Global IPOs are up 25% year-to-date and totaled $ 220 billion. While global mergers and acquisitions have declined 7% year-to-date to $ 3.4 trillion, this is the fourth-strongest year in the last decade.
"We can now reach investors around the world in an IPO roadshow that used to take an average of seven to nine days in five to seven days," said Kim Posnett, co-head of global investment banking services, Goldman Sachs Group Inc. . She added that Goldman Sachs (NYSE 🙂 conducted two-thirds of the mergers and acquisitions recommended in 2020 "entirely virtual".
Many dealmaking administrative functions will continue to be performed remotely as the pandemic subsides, bankers say. Investment banks' real estate footprint is also reduced as bankers spend more time away from the office.
"We were thinking of moving to another floor (at our New York headquarters) when we grew so much, from about 40 bankers to now over 100, but we put those plans on hold. The only people who really do The office is a junior banker because they need the training and camaraderie, "said Marc Cooper, chief executive of PJ Solomon LP.
The switch to a virtual world has also put a heavy strain on bankers. Some complain that they spent 18 hour days on consecutive Zoom calls and are likely to still be available in the little remaining downtime.
Many bankers fancy wine and food, or hang out with them on the golf course. They are concerned that they will be left behind when executives use their banking relationships on speed dial.
Some also followed customer conversations during the pandemic. Credit Suisse (SIX 🙂 For example, this year Group AG has allowed some face-to-face meetings between its bankers and customers "in a responsible manner," said David Wah, head of the bank's newly created customer advisory group, which brings together star bankers to advise on mega deals, including the $ 35 billion acquisition of Peer by semiconductor manufacturer Advanced Micro Devices (NASDAQ 🙂 Inc. Xilinx Inc. (NASDAQ :).

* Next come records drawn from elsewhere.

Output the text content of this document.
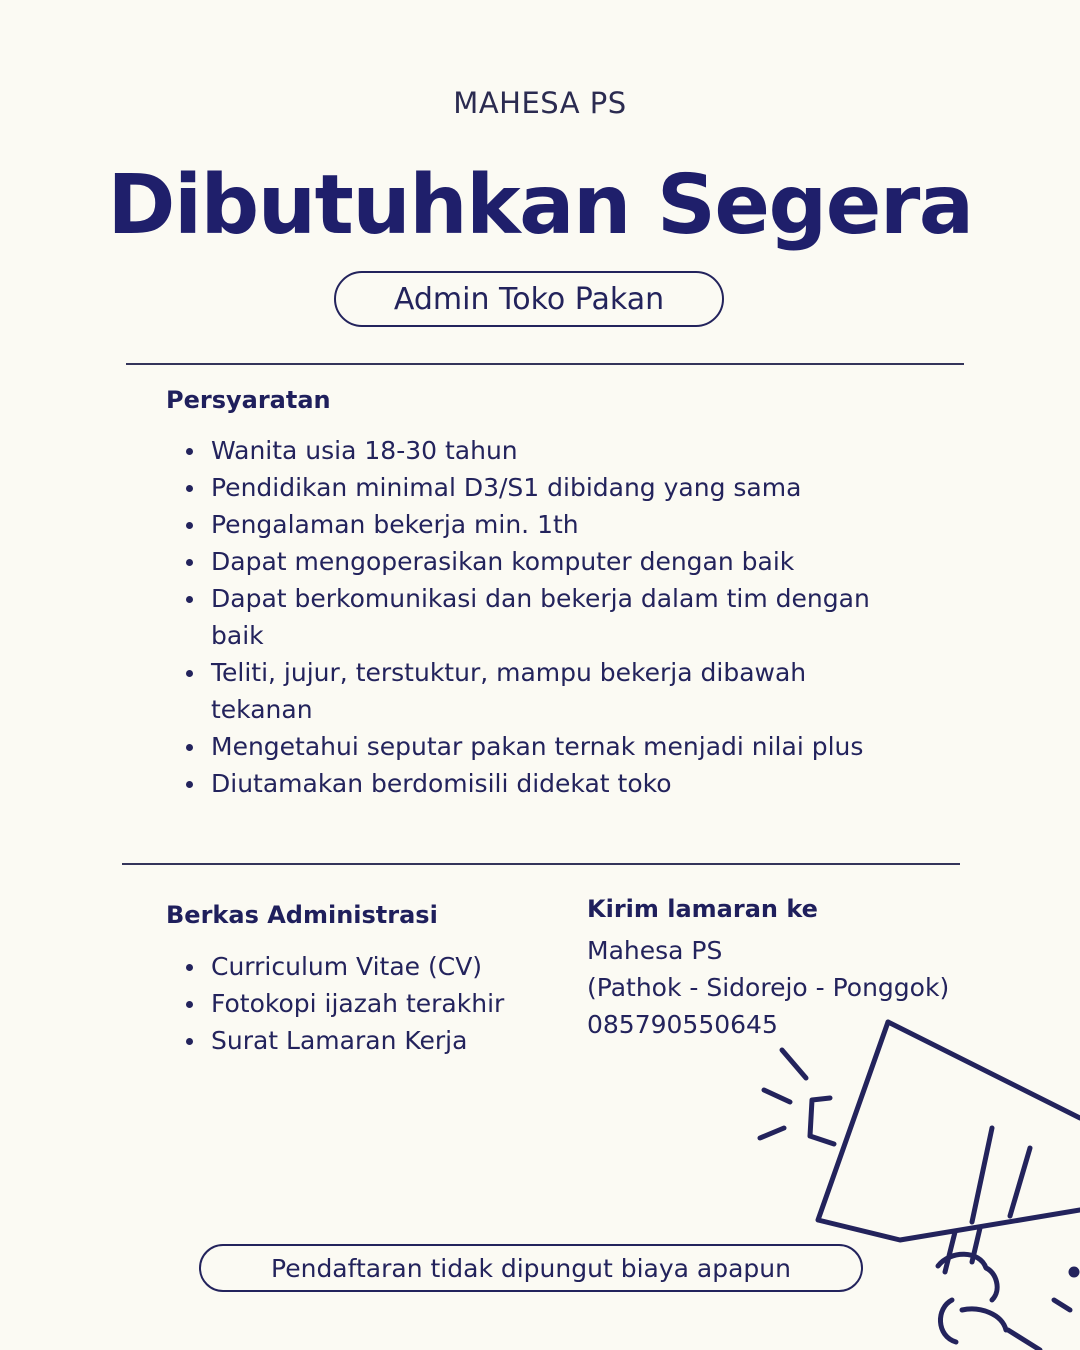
MAHESA PS
Dibutuhkan Segera
Admin Toko Pakan
Persyaratan
Wanita usia 18-30 tahun
Pendidikan minimal D3/S1 dibidang yang sama
Pengalaman bekerja min. 1th
Dapat mengoperasikan komputer dengan baik
Dapat berkomunikasi dan bekerja dalam tim dengan baik
Teliti, jujur, terstuktur, mampu bekerja dibawah tekanan
Mengetahui seputar pakan ternak menjadi nilai plus
Diutamakan berdomisili didekat toko
Berkas Administrasi
Curriculum Vitae (CV)
Fotokopi ijazah terakhir
Surat Lamaran Kerja
Kirim lamaran ke
Mahesa PS
(Pathok - Sidorejo - Ponggok)
085790550645
Pendaftaran tidak dipungut biaya apapun
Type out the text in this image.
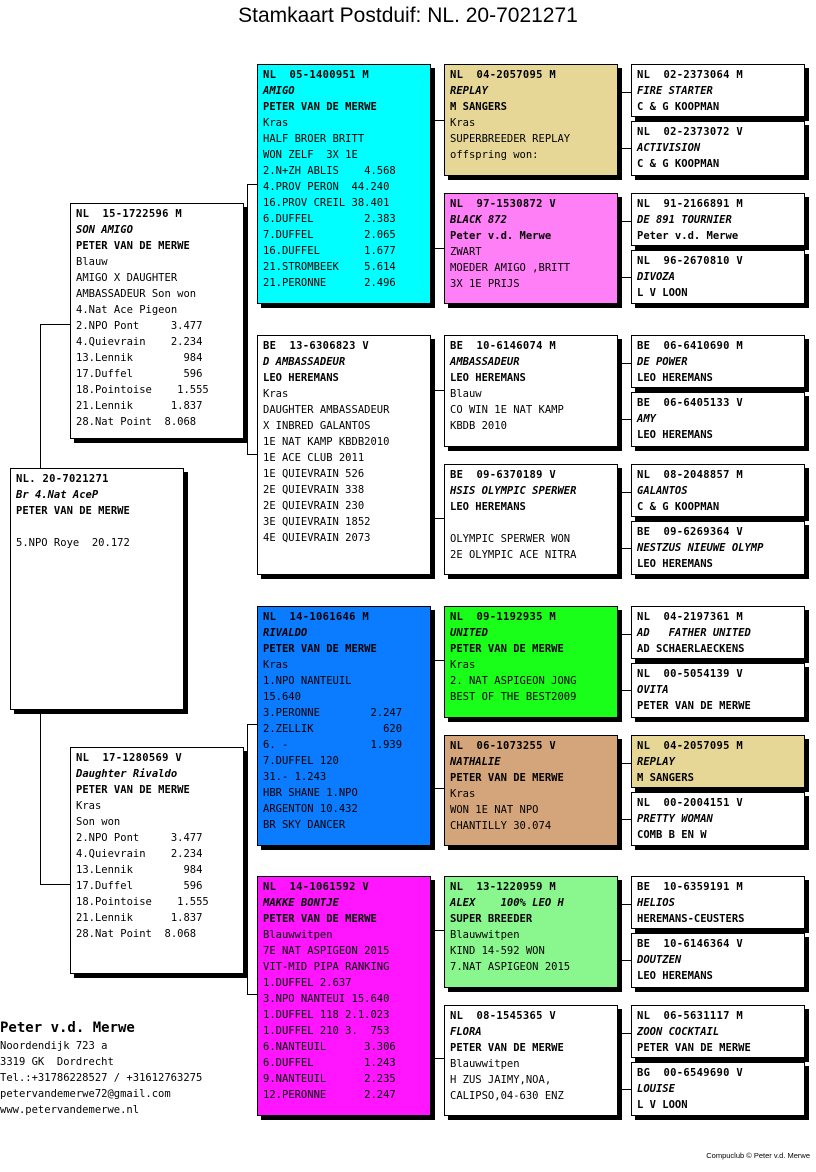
Stamkaart Postduif: NL. 20-7021271
NL. 20-7021271
Br 4.Nat AceP
PETER VAN DE MERWE
5.NPO Roye  20.172
NL  15-1722596 M
SON AMIGO
PETER VAN DE MERWE
Blauw
AMIGO X DAUGHTER
AMBASSADEUR Son won
4.Nat Ace Pigeon
2.NPO Pont     3.477
4.Quievrain    2.234
13.Lennik        984
17.Duffel        596
18.Pointoise    1.555
21.Lennik      1.837
28.Nat Point  8.068
NL  17-1280569 V
Daughter Rivaldo
PETER VAN DE MERWE
Kras
Son won
2.NPO Pont     3.477
4.Quievrain    2.234
13.Lennik        984
17.Duffel        596
18.Pointoise    1.555
21.Lennik      1.837
28.Nat Point  8.068
NL  05-1400951 M
AMIGO
PETER VAN DE MERWE
Kras
HALF BROER BRITT
WON ZELF  3X 1E
2.N+ZH ABLIS    4.568
4.PROV PERON  44.240
16.PROV CREIL 38.401
6.DUFFEL        2.383
7.DUFFEL        2.065
16.DUFFEL       1.677
21.STROMBEEK    5.614
21.PERONNE      2.496
BE  13-6306823 V
D AMBASSADEUR
LEO HEREMANS
Kras
DAUGHTER AMBASSADEUR
X INBRED GALANTOS
1E NAT KAMP KBDB2010
1E ACE CLUB 2011
1E QUIEVRAIN 526
2E QUIEVRAIN 338
2E QUIEVRAIN 230
3E QUIEVRAIN 1852
4E QUIEVRAIN 2073
NL  14-1061646 M
RIVALDO
PETER VAN DE MERWE
Kras
1.NPO NANTEUIL
15.640
3.PERONNE        2.247
2.ZELLIK           620
6. -             1.939
7.DUFFEL 120
31.- 1.243
HBR SHANE 1.NPO
ARGENTON 10.432
BR SKY DANCER
NL  14-1061592 V
MAKKE BONTJE
PETER VAN DE MERWE
Blauwwitpen
7E NAT ASPIGEON 2015
VIT-MID PIPA RANKING
1.DUFFEL 2.637
3.NPO NANTEUI 15.640
1.DUFFEL 118 2.1.023
1.DUFFEL 210 3.  753
6.NANTEUIL      3.306
6.DUFFEL        1.243
9.NANTEUIL      2.235
12.PERONNE      2.247
NL  04-2057095 M
REPLAY
M SANGERS
Kras
SUPERBREEDER REPLAY
offspring won:
NL  97-1530872 V
BLACK 872
Peter v.d. Merwe
ZWART
MOEDER AMIGO ,BRITT
3X 1E PRIJS
BE  10-6146074 M
AMBASSADEUR
LEO HEREMANS
Blauw
CO WIN 1E NAT KAMP
KBDB 2010
BE  09-6370189 V
HSIS OLYMPIC SPERWER
LEO HEREMANS
OLYMPIC SPERWER WON
2E OLYMPIC ACE NITRA
NL  09-1192935 M
UNITED
PETER VAN DE MERWE
Kras
2. NAT ASPIGEON JONG
BEST OF THE BEST2009
NL  06-1073255 V
NATHALIE
PETER VAN DE MERWE
Kras
WON 1E NAT NPO
CHANTILLY 30.074
NL  13-1220959 M
ALEX    100% LEO H
SUPER BREEDER
Blauwwitpen
KIND 14-592 WON
7.NAT ASPIGEON 2015
NL  08-1545365 V
FLORA
PETER VAN DE MERWE
Blauwwitpen
H ZUS JAIMY,NOA,
CALIPSO,04-630 ENZ
NL  02-2373064 M
FIRE STARTER
C & G KOOPMAN
NL  02-2373072 V
ACTIVISION
C & G KOOPMAN
NL  91-2166891 M
DE 891 TOURNIER
Peter v.d. Merwe
NL  96-2670810 V
DIVOZA
L V LOON
BE  06-6410690 M
DE POWER
LEO HEREMANS
BE  06-6405133 V
AMY
LEO HEREMANS
NL  08-2048857 M
GALANTOS
C & G KOOPMAN
BE  09-6269364 V
NESTZUS NIEUWE OLYMP
LEO HEREMANS
NL  04-2197361 M
AD   FATHER UNITED
AD SCHAERLAECKENS
NL  00-5054139 V
OVITA
PETER VAN DE MERWE
NL  04-2057095 M
REPLAY
M SANGERS
NL  00-2004151 V
PRETTY WOMAN
COMB B EN W
BE  10-6359191 M
HELIOS
HEREMANS-CEUSTERS
BE  10-6146364 V
DOUTZEN
LEO HEREMANS
NL  06-5631117 M
ZOON COCKTAIL
PETER VAN DE MERWE
BG  00-6549690 V
LOUISE
L V LOON
Peter v.d. Merwe
Noordendijk 723 a
3319 GK  Dordrecht
Tel.:+31786228527 / +31612763275
petervandemerwe72@gmail.com
www.petervandemerwe.nl
Compuclub © Peter v.d. Merwe
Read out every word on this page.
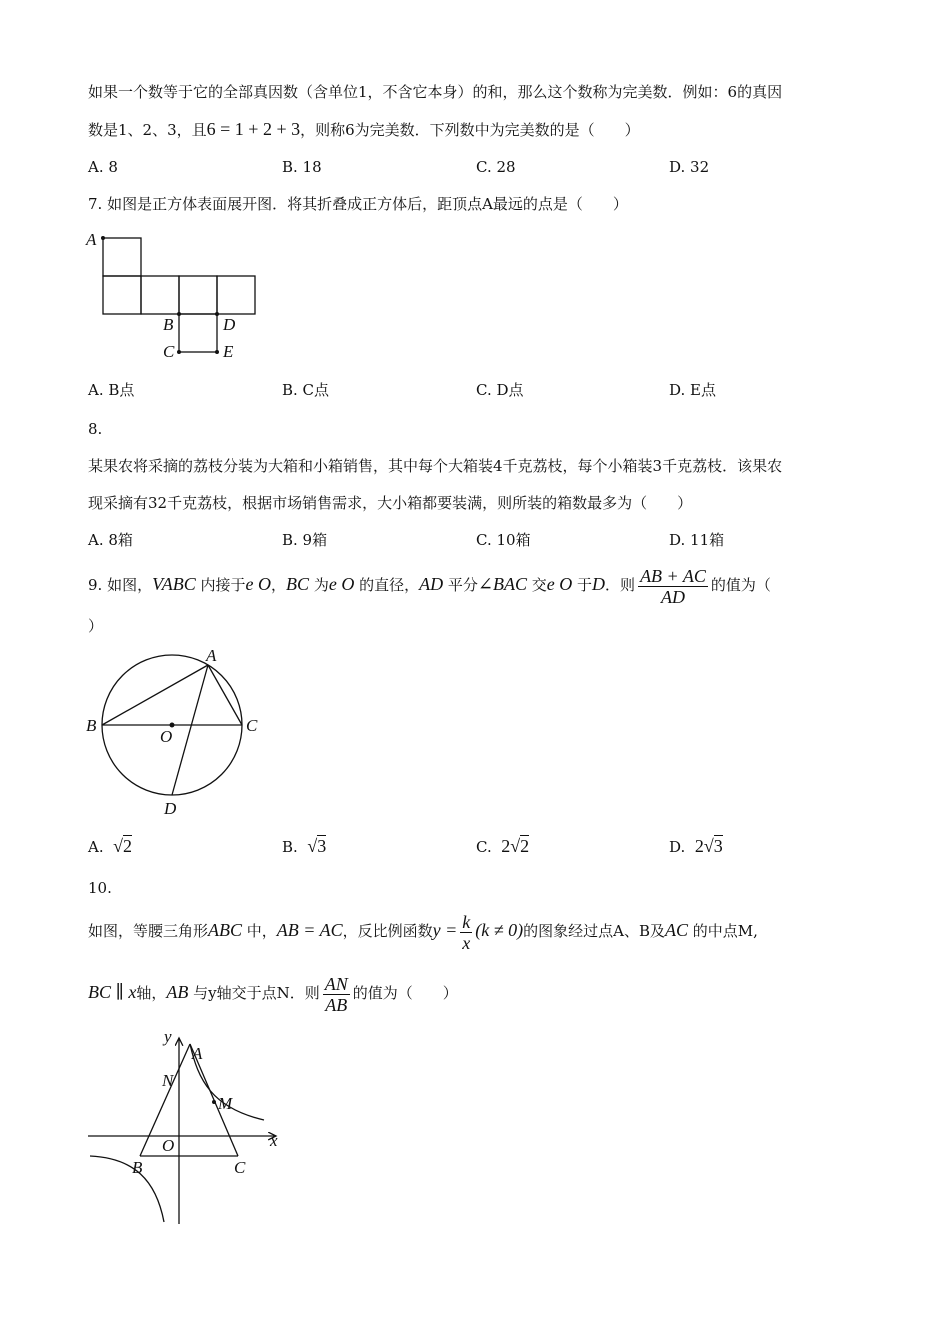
如果一个数等于它的全部真因数（含单位1，不含它本身）的和，那么这个数称为完美数．例如：6的真因
数是1、2、3，且6 = 1 + 2 + 3，则称6为完美数．下列数中为完美数的是（　　）
A. 8	B. 18	C. 28	D. 32
7. 如图是正方体表面展开图．将其折叠成正方体后，距顶点A最远的点是（　　）
A
B	D
C	E
A. B点	B. C点	C. D点	D. E点
8.
某果农将采摘的荔枝分装为大箱和小箱销售，其中每个大箱装4千克荔枝，每个小箱装3千克荔枝．该果农
现采摘有32千克荔枝，根据市场销售需求，大小箱都要装满，则所装的箱数最多为（　　）
A. 8箱	B. 9箱	C. 10箱	D. 11箱
9. 如图，VABC 内接于e O，BC 为e O 的直径，AD 平分∠BAC 交e O 于D．则 $\frac{AB + AC}{AD}$ 的值为（
）
A
B	C
O
D
A. √2	B. √3	C. 2√2	D. 2√3
10.
如图，等腰三角形ABC 中，AB = AC，反比例函数$y = \frac{k}{x} (k \ne 0)$的图象经过点A、B及AC 的中点M,
BC ∥ x轴，AB 与y轴交于点N．则 $\frac{AN}{AB}$ 的值为（　　）
y
A
N
M
O	x
B	C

"I think people have become more used to doing M&A deals virtually, but there is still a strong desire to have some meetings in person, especially aspects of a deal that relate to sensitive negotiating points and integrating cultures" said Wah.
During the summer, bankers and their clients visited golf courses and yacht clubs outside of New York, as well as good restaurants with outdoor seating in the city. Some put on face shields as a sign of respect.
What remains are young investment bankers who have made progress by shadowing their experienced colleagues on client trips and in the office. On condition of anonymity because they were not allowed to speak to the media, junior bankers at several banks expressed concerns about their career opportunities if fewer of their older colleagues work with them personally in the future.
Supriya Saxena, director of finance and advisory for America at UniCredit, said she is focusing on virtual one-on-one meetings with her less experienced employees to ensure they are making progress.
"Some of them are completely alone so it was more difficult for them," said Saxena.